Matthew Zaremba, Joel Martin, and Marcie Fyock-Martin
Clinical Scenario: Knee pathologies often require rehabilitation to address the loss of knee-extensor (KE) strength, function, and heightened pain. However, in the early stages of rehabilitation, higher loads may be contraindicated. Blood flow restriction (BFR) resistance training does not require high loads and has been used clinically to promote strength improvements in a variety of injured populations. BFR resistance training may be an effective alternative to high-intensity resistance training during early rehabilitation of knee pathologies. Clinical Question: Following a knee injury, does BFR resistance training improve KE strength and function, and reduce patient-reported pain? Summary of Key Findings: Four randomized controlled trial studies met the inclusion criteria. Each included study evaluated the use of BFR resistance training on knee pathologies and the effects on KE strength, functional outcomes, and pain compared with high- or low-load resistance training. All 4 studies reported significant improvements in KE strength, function, and pain through a variety of outcome measures, following BFR resistance training use as the treatment.
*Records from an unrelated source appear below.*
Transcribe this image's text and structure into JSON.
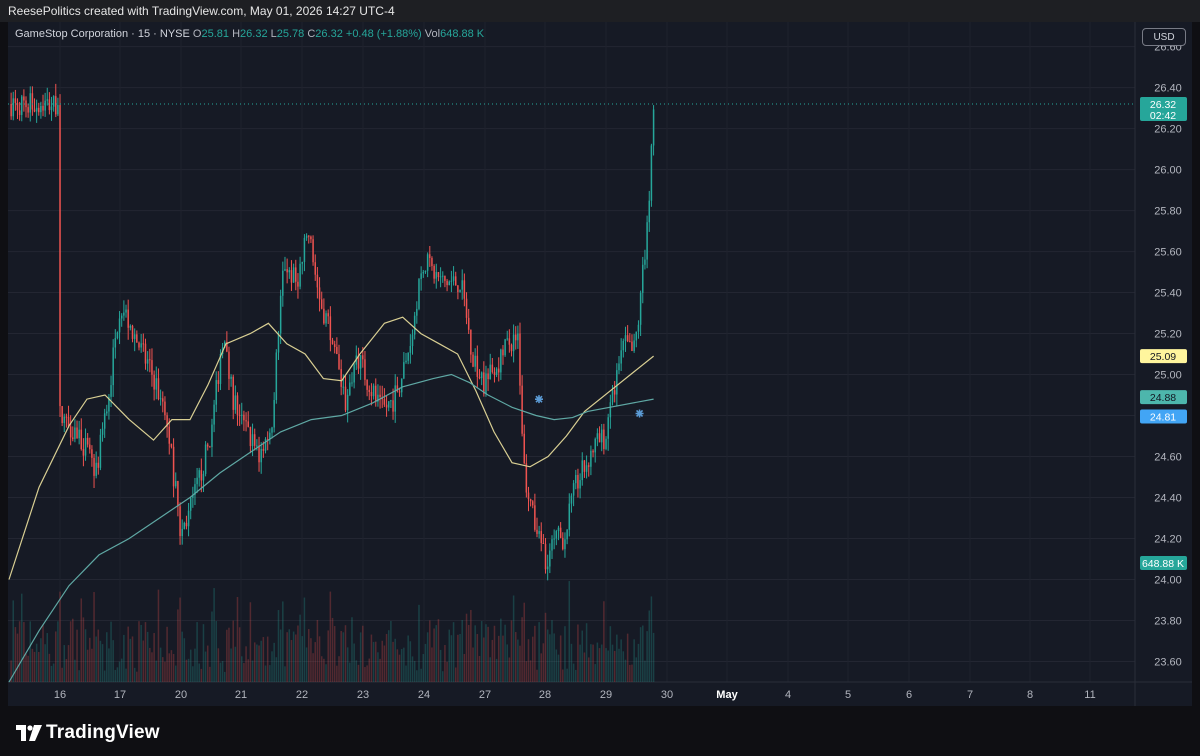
{
  "header": {
    "attribution": "ReesePolitics created with TradingView.com, May 01, 2026 14:27 UTC-4"
  },
  "legend": {
    "symbol": "GameStop Corporation · 15 · NYSE",
    "o_label": "O",
    "o_value": "25.81",
    "h_label": "H",
    "h_value": "26.32",
    "l_label": "L",
    "l_value": "25.78",
    "c_label": "C",
    "c_value": "26.32",
    "change": "+0.48 (+1.88%)",
    "vol_label": "Vol",
    "vol_value": "648.88 K"
  },
  "currency_button": "USD",
  "brand": {
    "name": "TradingView"
  },
  "colors": {
    "up": "#26a69a",
    "down": "#ef5350",
    "ma_fast": "#d9cf93",
    "ma_slow": "#5fa8a4",
    "background": "#161a25"
  },
  "chart_data": {
    "type": "candlestick",
    "title": "GameStop Corporation · 15 · NYSE",
    "interval": "15",
    "ylim": [
      23.5,
      26.72
    ],
    "y_ticks": [
      "26.60",
      "26.40",
      "26.20",
      "26.00",
      "25.80",
      "25.60",
      "25.40",
      "25.20",
      "25.00",
      "24.80",
      "24.60",
      "24.40",
      "24.20",
      "24.00",
      "23.80",
      "23.60"
    ],
    "x_ticks": [
      "16",
      "17",
      "20",
      "21",
      "22",
      "23",
      "24",
      "27",
      "28",
      "29",
      "30",
      "May",
      "4",
      "5",
      "6",
      "7",
      "8",
      "11"
    ],
    "grid": true,
    "price_labels": [
      {
        "value": "26.32",
        "extra": "02:42",
        "color": "#26a69a"
      },
      {
        "value": "25.09",
        "color": "#fff59d"
      },
      {
        "value": "24.88",
        "color": "#4db6ac"
      },
      {
        "value": "24.81",
        "color": "#42a5f5"
      },
      {
        "value": "648.88 K",
        "color": "#26a69a"
      }
    ],
    "last_price": 26.32,
    "anchors": [
      {
        "t": 0.0,
        "p": 24.8
      },
      {
        "t": 0.3,
        "p": 24.72
      },
      {
        "t": 0.6,
        "p": 24.52
      },
      {
        "t": 0.8,
        "p": 24.88
      },
      {
        "t": 1.0,
        "p": 25.35
      },
      {
        "t": 1.3,
        "p": 25.15
      },
      {
        "t": 1.6,
        "p": 24.95
      },
      {
        "t": 1.8,
        "p": 24.7
      },
      {
        "t": 2.0,
        "p": 24.22
      },
      {
        "t": 2.2,
        "p": 24.38
      },
      {
        "t": 2.5,
        "p": 24.7
      },
      {
        "t": 2.7,
        "p": 25.2
      },
      {
        "t": 2.85,
        "p": 24.9
      },
      {
        "t": 3.0,
        "p": 24.78
      },
      {
        "t": 3.3,
        "p": 24.6
      },
      {
        "t": 3.5,
        "p": 24.75
      },
      {
        "t": 3.7,
        "p": 25.55
      },
      {
        "t": 3.9,
        "p": 25.45
      },
      {
        "t": 4.0,
        "p": 25.55
      },
      {
        "t": 4.1,
        "p": 25.7
      },
      {
        "t": 4.3,
        "p": 25.35
      },
      {
        "t": 4.5,
        "p": 25.2
      },
      {
        "t": 4.7,
        "p": 24.85
      },
      {
        "t": 4.9,
        "p": 25.1
      },
      {
        "t": 5.1,
        "p": 24.95
      },
      {
        "t": 5.3,
        "p": 24.82
      },
      {
        "t": 5.5,
        "p": 24.88
      },
      {
        "t": 5.7,
        "p": 25.05
      },
      {
        "t": 6.0,
        "p": 25.55
      },
      {
        "t": 6.3,
        "p": 25.45
      },
      {
        "t": 6.6,
        "p": 25.45
      },
      {
        "t": 6.8,
        "p": 25.1
      },
      {
        "t": 7.0,
        "p": 24.95
      },
      {
        "t": 7.2,
        "p": 25.05
      },
      {
        "t": 7.4,
        "p": 25.15
      },
      {
        "t": 7.55,
        "p": 25.2
      },
      {
        "t": 7.65,
        "p": 24.55
      },
      {
        "t": 7.8,
        "p": 24.3
      },
      {
        "t": 8.0,
        "p": 24.1
      },
      {
        "t": 8.2,
        "p": 24.2
      },
      {
        "t": 8.3,
        "p": 24.2
      },
      {
        "t": 8.5,
        "p": 24.45
      },
      {
        "t": 8.8,
        "p": 24.65
      },
      {
        "t": 9.0,
        "p": 24.7
      },
      {
        "t": 9.15,
        "p": 24.95
      },
      {
        "t": 9.3,
        "p": 25.15
      },
      {
        "t": 9.45,
        "p": 25.1
      },
      {
        "t": 9.55,
        "p": 25.3
      },
      {
        "t": 9.65,
        "p": 25.65
      },
      {
        "t": 9.72,
        "p": 25.9
      },
      {
        "t": 9.78,
        "p": 26.32
      }
    ],
    "ma_fast_points": [
      [
        0,
        24.0
      ],
      [
        0.5,
        24.45
      ],
      [
        1.0,
        24.75
      ],
      [
        1.3,
        24.88
      ],
      [
        1.6,
        24.9
      ],
      [
        2.0,
        24.78
      ],
      [
        2.4,
        24.68
      ],
      [
        2.7,
        24.78
      ],
      [
        3.0,
        24.78
      ],
      [
        3.3,
        24.95
      ],
      [
        3.6,
        25.15
      ],
      [
        4.0,
        25.2
      ],
      [
        4.3,
        25.25
      ],
      [
        4.6,
        25.15
      ],
      [
        4.9,
        25.1
      ],
      [
        5.2,
        24.98
      ],
      [
        5.5,
        24.97
      ],
      [
        5.8,
        25.1
      ],
      [
        6.2,
        25.25
      ],
      [
        6.5,
        25.28
      ],
      [
        6.8,
        25.2
      ],
      [
        7.1,
        25.15
      ],
      [
        7.4,
        25.1
      ],
      [
        7.7,
        24.92
      ],
      [
        8.0,
        24.72
      ],
      [
        8.3,
        24.57
      ],
      [
        8.6,
        24.55
      ],
      [
        8.9,
        24.6
      ],
      [
        9.2,
        24.7
      ],
      [
        9.5,
        24.82
      ],
      [
        9.78,
        25.09
      ]
    ],
    "ma_slow_points": [
      [
        0,
        23.5
      ],
      [
        0.5,
        23.75
      ],
      [
        1.0,
        23.97
      ],
      [
        1.5,
        24.12
      ],
      [
        2.0,
        24.2
      ],
      [
        2.5,
        24.3
      ],
      [
        3.0,
        24.4
      ],
      [
        3.5,
        24.52
      ],
      [
        4.0,
        24.62
      ],
      [
        4.5,
        24.72
      ],
      [
        5.0,
        24.78
      ],
      [
        5.5,
        24.8
      ],
      [
        6.0,
        24.86
      ],
      [
        6.5,
        24.94
      ],
      [
        7.0,
        24.98
      ],
      [
        7.3,
        25.0
      ],
      [
        7.6,
        24.96
      ],
      [
        7.9,
        24.9
      ],
      [
        8.3,
        24.84
      ],
      [
        8.7,
        24.8
      ],
      [
        9.0,
        24.78
      ],
      [
        9.3,
        24.79
      ],
      [
        9.55,
        24.82
      ],
      [
        9.78,
        24.88
      ]
    ],
    "markers": [
      {
        "t": 7.9,
        "p": 24.88
      },
      {
        "t": 9.55,
        "p": 24.81
      }
    ],
    "volume_axis_max": 648.88
  }
}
Clinical Bottom Line: There is consistent evidence to support the use of BFR resistance training as a treatment intervention following knee injury and as a means to improve KE strength and function and to reduce pain. Strength of Recommendation: Grade A evidence supporting the use of BFR resistance training for improvement in KE strength and function, and the reduction of patient-reported pain following an acute or chronic knee pathology.